The discussion reminds me the P != NP problem.  And IMH I think httpRange is
a much bigger issue than its name suggest.  So, allow me to rephrase the
question in that line.  (Since I just started reading/thinking this problem,
correct me if I am wrong).

What we all agree are:

1.  The universe of discourse is the set of all "resource", let it be R.
According to the definition of URI, R is the set of entities that can be
identified with a URI.
2.  There is a set of "information resource", let it be IR, that can somehow
be represented in bits.

The question is: what is the relationship between R and IR.
a) IR is a subset of R
b) IR is disjoint from R

At first, to ask this question seems just silly because (a) appears to be
obvious.  Since HTTP URI is URI, the resource it is identified must also be
R and cannot be disjoint. 

But to give http URI a special treatment (i.e., internel signalling or reply
code) would in essence argue for answer (b).  The cause for the "ambiguity"
actually lies in the definition of "information resource".

I think if we take "information resource" as the set of resource that can be
manifested in bits, but not bits themselves.  We would have a consistent
view.  In other words, all URIs identify "abstract" entities.  The entities
(i.e., the electronic bits) that the WEB works with are disjoint from R.
Let's all the entities in WEB be W, internet protocol (such as http) is a
function that maps R -> W.  URI is a uniary predicate on R. I.e, URI(R)
unqiuely identify an elelemt "r" and "r" in R.  What we lacks now is an ID
scheme for those "w" in W.

The semantic equivalence of R can be specified by RDF (that is what RDF good
at right?) and semantic equivalence in W should be bit-by-bit comparision.

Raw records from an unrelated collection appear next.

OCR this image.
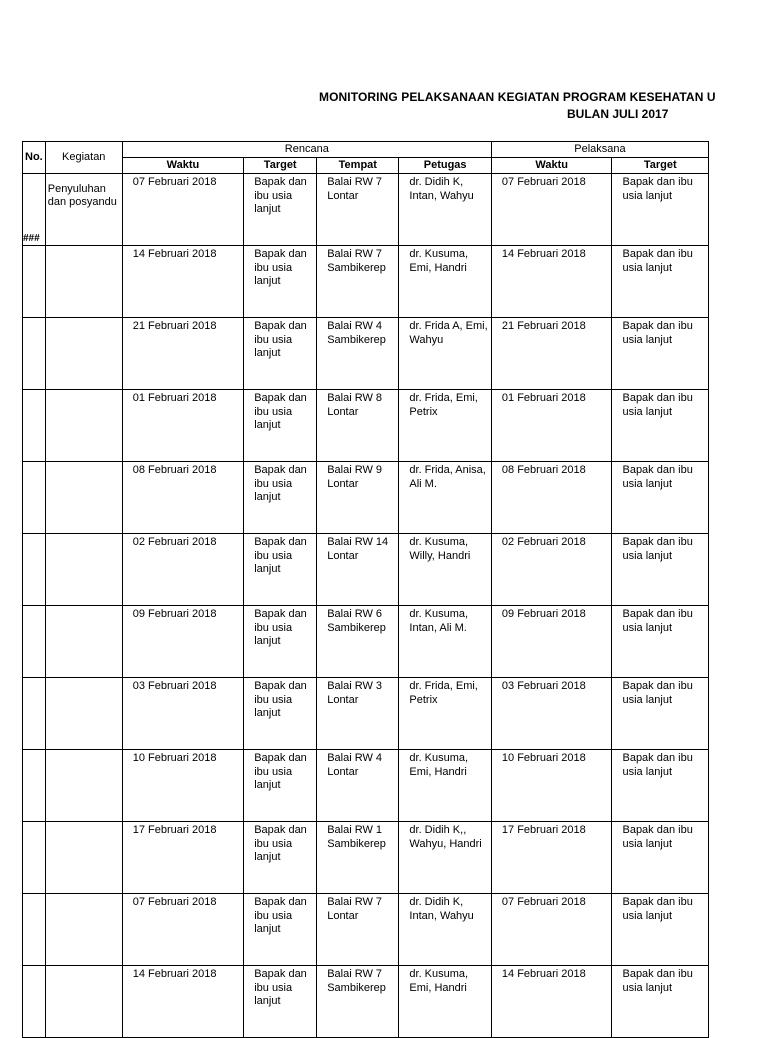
MONITORING PELAKSANAAN KEGIATAN PROGRAM KESEHATAN U
BULAN JULI 2017
No.	Kegiatan	Rencana				Pelaksana	
		Waktu	Target	Tempat	Petugas	Waktu	Target
###	Penyuluhan dan posyandu	07 Februari 2018	Bapak dan ibu usia lanjut	Balai RW 7 Lontar	dr. Didih K, Intan, Wahyu	07 Februari 2018	Bapak dan ibu usia lanjut
		14 Februari 2018	Bapak dan ibu usia lanjut	Balai RW 7 Sambikerep	dr. Kusuma, Emi, Handri	14 Februari 2018	Bapak dan ibu usia lanjut
		21 Februari 2018	Bapak dan ibu usia lanjut	Balai RW 4 Sambikerep	dr. Frida A, Emi, Wahyu	21 Februari 2018	Bapak dan ibu usia lanjut
		01 Februari 2018	Bapak dan ibu usia lanjut	Balai RW 8 Lontar	dr. Frida, Emi, Petrix	01 Februari 2018	Bapak dan ibu usia lanjut
		08 Februari 2018	Bapak dan ibu usia lanjut	Balai RW 9 Lontar	dr. Frida, Anisa, Ali M.	08 Februari 2018	Bapak dan ibu usia lanjut
		02 Februari 2018	Bapak dan ibu usia lanjut	Balai RW 14 Lontar	dr. Kusuma, Willy, Handri	02 Februari 2018	Bapak dan ibu usia lanjut
		09 Februari 2018	Bapak dan ibu usia lanjut	Balai RW 6 Sambikerep	dr. Kusuma, Intan, Ali M.	09 Februari 2018	Bapak dan ibu usia lanjut
		03 Februari 2018	Bapak dan ibu usia lanjut	Balai RW 3 Lontar	dr. Frida, Emi, Petrix	03 Februari 2018	Bapak dan ibu usia lanjut
		10 Februari 2018	Bapak dan ibu usia lanjut	Balai RW 4 Lontar	dr. Kusuma, Emi, Handri	10 Februari 2018	Bapak dan ibu usia lanjut
		17 Februari 2018	Bapak dan ibu usia lanjut	Balai RW 1 Sambikerep	dr. Didih K,, Wahyu, Handri	17 Februari 2018	Bapak dan ibu usia lanjut
		07 Februari 2018	Bapak dan ibu usia lanjut	Balai RW 7 Lontar	dr. Didih K, Intan, Wahyu	07 Februari 2018	Bapak dan ibu usia lanjut
		14 Februari 2018	Bapak dan ibu usia lanjut	Balai RW 7 Sambikerep	dr. Kusuma, Emi, Handri	14 Februari 2018	Bapak dan ibu usia lanjut
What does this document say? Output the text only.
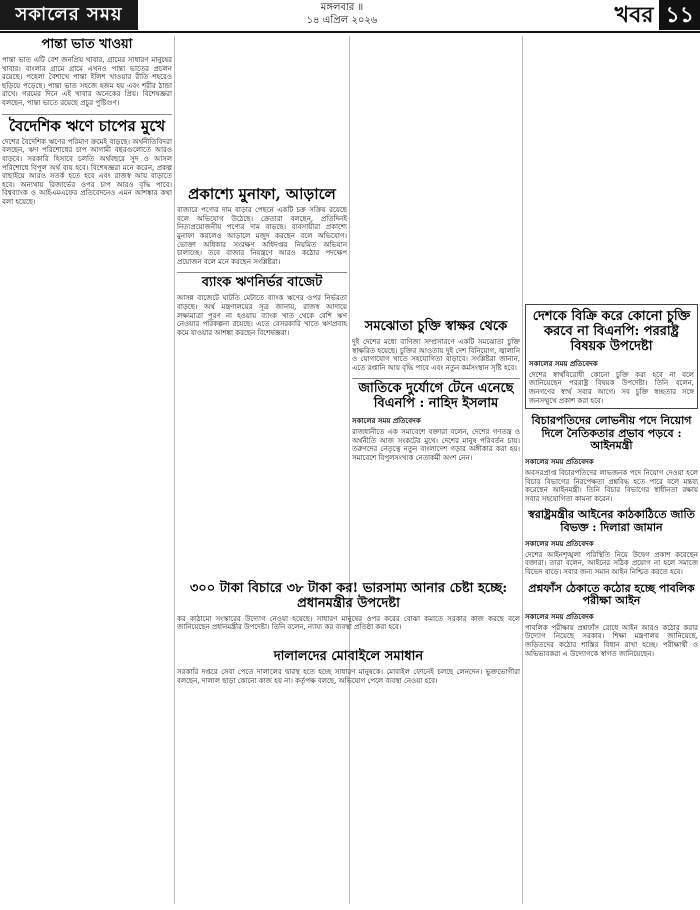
সকালের সময়	মঙ্গলবার ॥
১৪ এপ্রিল ২০২৬	খবর ১১
পান্তা ভাত খাওয়া

পান্তা ভাত এটি বেশ জনপ্রিয় খাবার, গ্রামের সাধারণ মানুষের খাবার। বাংলার গ্রামে গ্রামে এখনও পান্তা ভাতের প্রচলন রয়েছে। পহেলা বৈশাখে পান্তা ইলিশ খাওয়ার রীতি শহরেও ছড়িয়ে পড়েছে। পান্তা ভাত সহজে হজম হয় এবং শরীর ঠান্ডা রাখে। গরমের দিনে এই খাবার অনেকের প্রিয়। বিশেষজ্ঞরা বলছেন, পান্তা ভাতে রয়েছে প্রচুর পুষ্টিগুণ।

বৈদেশিক ঋণে চাপের মুখে

দেশের বৈদেশিক ঋণের পরিমাণ ক্রমেই বাড়ছে। অর্থনীতিবিদরা বলছেন, ঋণ পরিশোধের চাপ আগামী বছরগুলোতে আরও বাড়বে। সরকারি হিসাবে চলতি অর্থবছরে সুদ ও আসল পরিশোধে বিপুল অর্থ ব্যয় হবে। বিশেষজ্ঞরা মনে করেন, প্রকল্প বাছাইয়ে আরও সতর্ক হতে হবে এবং রাজস্ব আয় বাড়াতে হবে। অন্যথায় রিজার্ভের ওপর চাপ আরও বৃদ্ধি পাবে। বিশ্বব্যাংক ও আইএমএফের প্রতিবেদনেও এমন আশঙ্কার কথা বলা হয়েছে।	প্রকাশ্যে মুনাফা, আড়ালে

বাজারে পণ্যের দাম বাড়ার পেছনে একটি চক্র সক্রিয় রয়েছে বলে অভিযোগ উঠেছে। ক্রেতারা বলছেন, প্রতিদিনই নিত্যপ্রয়োজনীয় পণ্যের দাম বাড়ছে। ব্যবসায়ীরা প্রকাশ্যে মুনাফা করলেও আড়ালে মজুদ করছেন বলে অভিযোগ। ভোক্তা অধিকার সংরক্ষণ অধিদপ্তর নিয়মিত অভিযান চালাচ্ছে। তবে বাজার নিয়ন্ত্রণে আরও কঠোর পদক্ষেপ প্রয়োজন বলে মনে করছেন সংশ্লিষ্টরা।

ব্যাংক ঋণনির্ভর বাজেট

আসন্ন বাজেটে ঘাটতি মেটাতে ব্যাংক ঋণের ওপর নির্ভরতা বাড়ছে। অর্থ মন্ত্রণালয়ের সূত্র জানায়, রাজস্ব আদায়ে লক্ষ্যমাত্রা পূরণ না হওয়ায় ব্যাংক খাত থেকে বেশি ঋণ নেওয়ার পরিকল্পনা রয়েছে। এতে বেসরকারি খাতে ঋণপ্রবাহ কমে যাওয়ার আশঙ্কা করছেন বিশেষজ্ঞরা।	সমঝোতা চুক্তি স্বাক্ষর থেকে

দুই দেশের মধ্যে বাণিজ্য সম্প্রসারণে একটি সমঝোতা চুক্তি স্বাক্ষরিত হয়েছে। চুক্তির আওতায় দুই দেশ বিনিয়োগ, জ্বালানি ও যোগাযোগ খাতে সহযোগিতা বাড়াবে। সংশ্লিষ্টরা জানান, এতে রপ্তানি আয় বৃদ্ধি পাবে এবং নতুন কর্মসংস্থান সৃষ্টি হবে।

জাতিকে দুর্যোগে টেনে এনেছে বিএনপি : নাহিদ ইসলাম
সকালের সময় প্রতিবেদক

রাজধানীতে এক সমাবেশে বক্তারা বলেন, দেশের গণতন্ত্র ও অর্থনীতি আজ সংকটের মুখে। দেশের মানুষ পরিবর্তন চায়। তরুণদের নেতৃত্বে নতুন বাংলাদেশ গড়ার অঙ্গীকার করা হয়। সমাবেশে বিপুলসংখ্যক নেতাকর্মী অংশ নেন।

৩০০ টাকা বিচারে ৩৮ টাকা কর! ভারসাম্য আনার চেষ্টা হচ্ছে: প্রধানমন্ত্রীর উপদেষ্টা

কর কাঠামো সংস্কারের উদ্যোগ নেওয়া হয়েছে। সাধারণ মানুষের ওপর করের বোঝা কমাতে সরকার কাজ করছে বলে জানিয়েছেন প্রধানমন্ত্রীর উপদেষ্টা। তিনি বলেন, ন্যায্য কর ব্যবস্থা প্রতিষ্ঠা করা হবে।

দালালদের মোবাইলে সমাধান

সরকারি দপ্তরে সেবা পেতে দালালের দ্বারস্থ হতে হচ্ছে সাধারণ মানুষকে। মোবাইল ফোনেই চলছে লেনদেন। ভুক্তভোগীরা বলছেন, দালাল ছাড়া কোনো কাজ হয় না। কর্তৃপক্ষ বলছে, অভিযোগ পেলে ব্যবস্থা নেওয়া হবে।

দেশকে বিক্রি করে কোনো চুক্তি করবে না বিএনপি: পররাষ্ট্র বিষয়ক উপদেষ্টা
সকালের সময় প্রতিবেদক

দেশের স্বার্থবিরোধী কোনো চুক্তি করা হবে না বলে জানিয়েছেন পররাষ্ট্র বিষয়ক উপদেষ্টা। তিনি বলেন, জনগণের স্বার্থ সবার আগে। সব চুক্তি স্বচ্ছতার সঙ্গে জনসম্মুখে প্রকাশ করা হবে।

বিচারপতিদের লোভনীয় পদে নিয়োগ দিলে নৈতিকতার প্রভাব পড়বে : আইনমন্ত্রী
সকালের সময় প্রতিবেদক

অবসরপ্রাপ্ত বিচারপতিদের লাভজনক পদে নিয়োগ দেওয়া হলে বিচার বিভাগের নিরপেক্ষতা প্রশ্নবিদ্ধ হতে পারে বলে মন্তব্য করেছেন আইনমন্ত্রী। তিনি বিচার বিভাগের স্বাধীনতা রক্ষায় সবার সহযোগিতা কামনা করেন।

স্বরাষ্ট্রমন্ত্রীর আইনের কাঠকাঠিতে জাতি বিভক্ত : দিলারা জামান
সকালের সময় প্রতিবেদক

দেশের আইনশৃঙ্খলা পরিস্থিতি নিয়ে উদ্বেগ প্রকাশ করেছেন বক্তারা। তারা বলেন, আইনের সঠিক প্রয়োগ না হলে সমাজে বিভেদ বাড়ে। সবার জন্য সমান আইন নিশ্চিত করতে হবে।

প্রশ্নফাঁস ঠেকাতে কঠোর হচ্ছে পাবলিক পরীক্ষা আইন
সকালের সময় প্রতিবেদক

পাবলিক পরীক্ষায় প্রশ্নফাঁস রোধে আইন আরও কঠোর করার উদ্যোগ নিয়েছে সরকার। শিক্ষা মন্ত্রণালয় জানিয়েছে, জড়িতদের কঠোর শাস্তির বিধান রাখা হচ্ছে। পরীক্ষার্থী ও অভিভাবকরা এ উদ্যোগকে স্বাগত জানিয়েছেন।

If I convert http://www.w3.org/TR/webarch into a PDF document, is it
different from the the one I retrieve with my browser? To obtain a
representation, we must apply a protocol to get the R in W.  

Now, let "u" be the URI of resource "r", ane "w" the representation state
manifested by let the protocol be p, then let's assign "w" an ID (let's call
it, URI+):

p > u.  (I understand, the > is not a reserved char in URI, but use it for
clarity in email).

For example, the representation of "http://www.w3.org/TR/webarch" will have
a name of
"http>http://www.w3.org/TR/webarch"

But the pdf document of the same URI will be:
"pdf>http://www.w3.org/TR/webarch"

I can further zip the pdf document, which will have a URI+ of
"zip>pdf>http://www.w3.org/TR/webarch"

Obviously, in the world of R,

"http>http://www.w3.org/TR/webarch" 
	= "pdf>http://www.w3.org/TR/webarch" 
		= "zip>http://www.w3.org/TR/webarch"
			="...>http://www.w3.org/TR/webarch"

So, we reason with URI, but we "electronicially work" with URI+ in WWW.  So,
instead of giving URI a special treatment, we need to find a solution to
name "electronic bitstreams". By this way, it preserve the Web as it is and
resolved ambiguity at the same time?

Xiaoshu Wang
Received on Friday, 17 June 2005 18:49:21 UTC